While lower doses of rIL-2 may be appealing to include in combination regimens, the regulatory role of IL-2 in maintaining T cell homeostasis may be associated with a more suppressive immune response and could be counterproductive. Further studies of vaccines and other immunotherapy agents with high-dose rIL-2 might be more important in early-phase drug development of potential combination immunotherapy regimens to avoid missing a physiologically meaningful response. Although not part of current clinical practice, it may also be of interest to more accurately measure serum IL-2 concentrations during therapeutic treatment with rIL-2 containing regimens.

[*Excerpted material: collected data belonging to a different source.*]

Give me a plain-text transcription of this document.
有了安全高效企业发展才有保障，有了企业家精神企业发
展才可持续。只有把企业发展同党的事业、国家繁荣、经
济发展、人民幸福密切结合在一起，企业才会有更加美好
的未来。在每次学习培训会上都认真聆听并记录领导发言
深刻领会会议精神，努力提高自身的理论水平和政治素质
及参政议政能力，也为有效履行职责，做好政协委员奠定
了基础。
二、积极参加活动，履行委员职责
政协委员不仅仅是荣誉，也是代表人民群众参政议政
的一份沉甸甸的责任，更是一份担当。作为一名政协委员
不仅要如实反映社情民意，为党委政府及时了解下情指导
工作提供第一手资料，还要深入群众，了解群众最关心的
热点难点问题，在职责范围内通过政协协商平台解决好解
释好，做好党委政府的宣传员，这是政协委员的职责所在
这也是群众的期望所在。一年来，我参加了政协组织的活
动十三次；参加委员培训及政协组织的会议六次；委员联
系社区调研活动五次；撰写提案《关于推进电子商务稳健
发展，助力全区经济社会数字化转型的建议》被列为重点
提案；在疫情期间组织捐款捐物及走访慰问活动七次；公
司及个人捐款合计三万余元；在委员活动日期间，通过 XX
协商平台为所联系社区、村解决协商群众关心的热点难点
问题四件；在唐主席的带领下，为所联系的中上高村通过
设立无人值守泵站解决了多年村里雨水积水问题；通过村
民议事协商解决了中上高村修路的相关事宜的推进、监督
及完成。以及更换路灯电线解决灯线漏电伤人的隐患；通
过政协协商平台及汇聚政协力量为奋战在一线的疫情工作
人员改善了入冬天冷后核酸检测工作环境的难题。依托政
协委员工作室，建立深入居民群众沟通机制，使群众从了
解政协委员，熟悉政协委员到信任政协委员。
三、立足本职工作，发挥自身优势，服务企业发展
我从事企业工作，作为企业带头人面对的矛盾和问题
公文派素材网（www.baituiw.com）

Because only 10–15 % of patients treated with rIL-2 achieve responses, it may be important to monitor CD8+ T cell/regulatory T cell ratio when choosing a rIL-2 dose for treatment or in combination immunotherapy clinical trials, to provide the optimal immune potentiating dose. Further studies of rIL-2 might benefit from consideration of IL-2 dosing since immune responses, and possibly therapeutic effectiveness, may depend on dosing, and serum IL-2 concentrations have not shown correlation with clinical outcomes [29]. The data also support caution in using low doses of rIL-2, and possible other IL-2-related cytokines, in tumor immunotherapy regimens.